Premier prêt en Afrique subsaharienne : la BERD choisit le Bénin
(Le pays obtient 30 millions d’euros pour l’électrification rurale)
Le Bénin confirme son statut d’économie phare en Afrique de l’Ouest en attirant un investissement historique. En effet la Banque européenne pour la reconstruction et le développement (BERD) a annoncé le vendredi 12 décembre son premier investissement en Afrique subsaharienne. Il s’agit d’un prêt souverain de 30 millions d’euros à la Société Béninoise d’Énergie Électrique (SBEE), le fournisseur national d’électricité. Avec cette opération, l’institution confirme son ancrage au Bénin, qui est devenu en mai 2024 le premier pays de la région à être actionnaire en son sein.
Le financement s’inscrit dans le cadre d’un programme de 173 millions d’euros porté par l’Agence française de développement, avec comme partenaires la Banque européenne d’investissement (BEI) et la Plateforme d’investissement africaine de l’Union européenne. Les fonds sont destinés à la modernisation des infrastructures de distribution d’électricité en milieu rural. Le projet devrait permettre de connecter au réseau public 120 000 nouveaux foyers, soit 600 000 personnes, dans les départements du Mono, du Couffo et du Borgou.
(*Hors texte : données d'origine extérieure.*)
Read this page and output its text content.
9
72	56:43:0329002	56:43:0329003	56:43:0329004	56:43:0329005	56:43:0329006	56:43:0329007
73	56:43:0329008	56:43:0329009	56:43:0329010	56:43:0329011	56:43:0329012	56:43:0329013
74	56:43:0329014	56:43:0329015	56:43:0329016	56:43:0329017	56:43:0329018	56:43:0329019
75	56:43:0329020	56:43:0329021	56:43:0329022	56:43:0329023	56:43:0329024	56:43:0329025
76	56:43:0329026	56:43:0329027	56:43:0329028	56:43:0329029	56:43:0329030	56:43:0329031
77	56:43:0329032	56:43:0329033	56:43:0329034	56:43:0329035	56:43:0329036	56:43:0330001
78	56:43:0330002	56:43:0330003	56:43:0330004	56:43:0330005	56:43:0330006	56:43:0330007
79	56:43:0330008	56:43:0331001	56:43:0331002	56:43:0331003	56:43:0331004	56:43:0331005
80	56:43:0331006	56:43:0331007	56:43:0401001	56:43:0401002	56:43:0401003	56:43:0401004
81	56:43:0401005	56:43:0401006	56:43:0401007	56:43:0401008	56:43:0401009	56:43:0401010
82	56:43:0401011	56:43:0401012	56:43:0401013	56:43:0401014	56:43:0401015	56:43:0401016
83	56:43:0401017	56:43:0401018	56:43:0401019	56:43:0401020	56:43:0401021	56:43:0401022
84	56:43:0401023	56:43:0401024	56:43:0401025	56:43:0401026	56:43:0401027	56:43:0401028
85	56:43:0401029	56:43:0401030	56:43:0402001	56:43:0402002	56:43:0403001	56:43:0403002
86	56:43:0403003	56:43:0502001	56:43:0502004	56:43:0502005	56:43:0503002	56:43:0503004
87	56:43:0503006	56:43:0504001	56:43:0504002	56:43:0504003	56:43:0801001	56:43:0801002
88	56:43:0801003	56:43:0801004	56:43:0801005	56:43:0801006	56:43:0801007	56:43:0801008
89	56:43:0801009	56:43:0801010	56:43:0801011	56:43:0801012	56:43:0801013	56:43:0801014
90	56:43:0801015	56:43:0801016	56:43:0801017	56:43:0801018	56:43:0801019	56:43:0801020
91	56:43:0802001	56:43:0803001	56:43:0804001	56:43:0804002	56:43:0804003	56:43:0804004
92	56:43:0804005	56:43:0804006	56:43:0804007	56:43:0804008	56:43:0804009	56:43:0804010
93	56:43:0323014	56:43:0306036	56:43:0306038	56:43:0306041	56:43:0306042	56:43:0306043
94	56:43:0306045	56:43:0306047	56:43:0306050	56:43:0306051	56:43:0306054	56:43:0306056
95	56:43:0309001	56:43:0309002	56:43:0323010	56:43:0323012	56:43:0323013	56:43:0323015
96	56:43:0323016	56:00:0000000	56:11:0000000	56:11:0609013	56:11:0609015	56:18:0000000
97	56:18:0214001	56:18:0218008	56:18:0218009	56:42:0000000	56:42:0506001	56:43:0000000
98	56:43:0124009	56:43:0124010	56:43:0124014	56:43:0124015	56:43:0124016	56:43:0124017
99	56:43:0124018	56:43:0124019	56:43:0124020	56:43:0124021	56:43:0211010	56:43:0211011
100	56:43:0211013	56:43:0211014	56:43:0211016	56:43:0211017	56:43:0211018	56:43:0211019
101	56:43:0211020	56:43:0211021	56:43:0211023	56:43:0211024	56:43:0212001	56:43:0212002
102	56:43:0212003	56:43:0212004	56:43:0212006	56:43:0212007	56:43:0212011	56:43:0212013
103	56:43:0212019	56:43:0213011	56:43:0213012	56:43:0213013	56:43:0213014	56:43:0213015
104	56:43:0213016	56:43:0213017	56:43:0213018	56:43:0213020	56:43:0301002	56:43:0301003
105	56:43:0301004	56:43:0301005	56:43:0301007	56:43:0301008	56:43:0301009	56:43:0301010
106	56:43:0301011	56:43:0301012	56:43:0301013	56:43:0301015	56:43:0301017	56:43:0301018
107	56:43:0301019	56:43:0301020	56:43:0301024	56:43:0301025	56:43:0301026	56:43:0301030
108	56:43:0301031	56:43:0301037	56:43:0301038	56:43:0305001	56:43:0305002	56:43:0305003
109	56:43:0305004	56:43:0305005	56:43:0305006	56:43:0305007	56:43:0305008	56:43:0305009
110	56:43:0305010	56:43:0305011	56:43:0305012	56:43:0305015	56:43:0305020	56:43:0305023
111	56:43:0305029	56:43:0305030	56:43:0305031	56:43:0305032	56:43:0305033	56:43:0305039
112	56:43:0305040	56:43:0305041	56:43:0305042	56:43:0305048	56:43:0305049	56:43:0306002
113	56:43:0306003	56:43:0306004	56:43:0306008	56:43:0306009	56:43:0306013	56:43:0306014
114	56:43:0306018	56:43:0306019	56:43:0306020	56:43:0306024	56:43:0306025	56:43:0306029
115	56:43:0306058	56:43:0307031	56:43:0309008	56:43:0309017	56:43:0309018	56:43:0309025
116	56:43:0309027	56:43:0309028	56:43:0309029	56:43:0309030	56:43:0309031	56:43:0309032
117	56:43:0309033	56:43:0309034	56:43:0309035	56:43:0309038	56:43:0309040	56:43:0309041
« Cet investissement transformateur contribuera à élargir l’accès à une électricité fiable pour des milliers de familles. Cela renforcera également la résilience et la durabilité des infrastructures énergétiques du Bénin, qui sont fondamentales pour accélérer le développement rural et libérer le potentiel économique », a indiqué Dasha Dougans, responsable de la BERD pour ce pays d’Afrique de l’Ouest.
La décision de la BERD n’est pas un hasard. Elle intervient dans un contexte de performance économique exceptionnelle du pays. Avec une croissance de 7,5 % en 2024 – la plus élevée depuis 1990 –, le Bénin affiche l’une des économies les plus dynamiques d’Afrique subsaharienne. La Banque mondiale anticipe une croissance moyenne de 7,1 % pour la période 2025-2027, tirée par d’importants besoins en investissements dans les infrastructures, le capital humain et les technologies.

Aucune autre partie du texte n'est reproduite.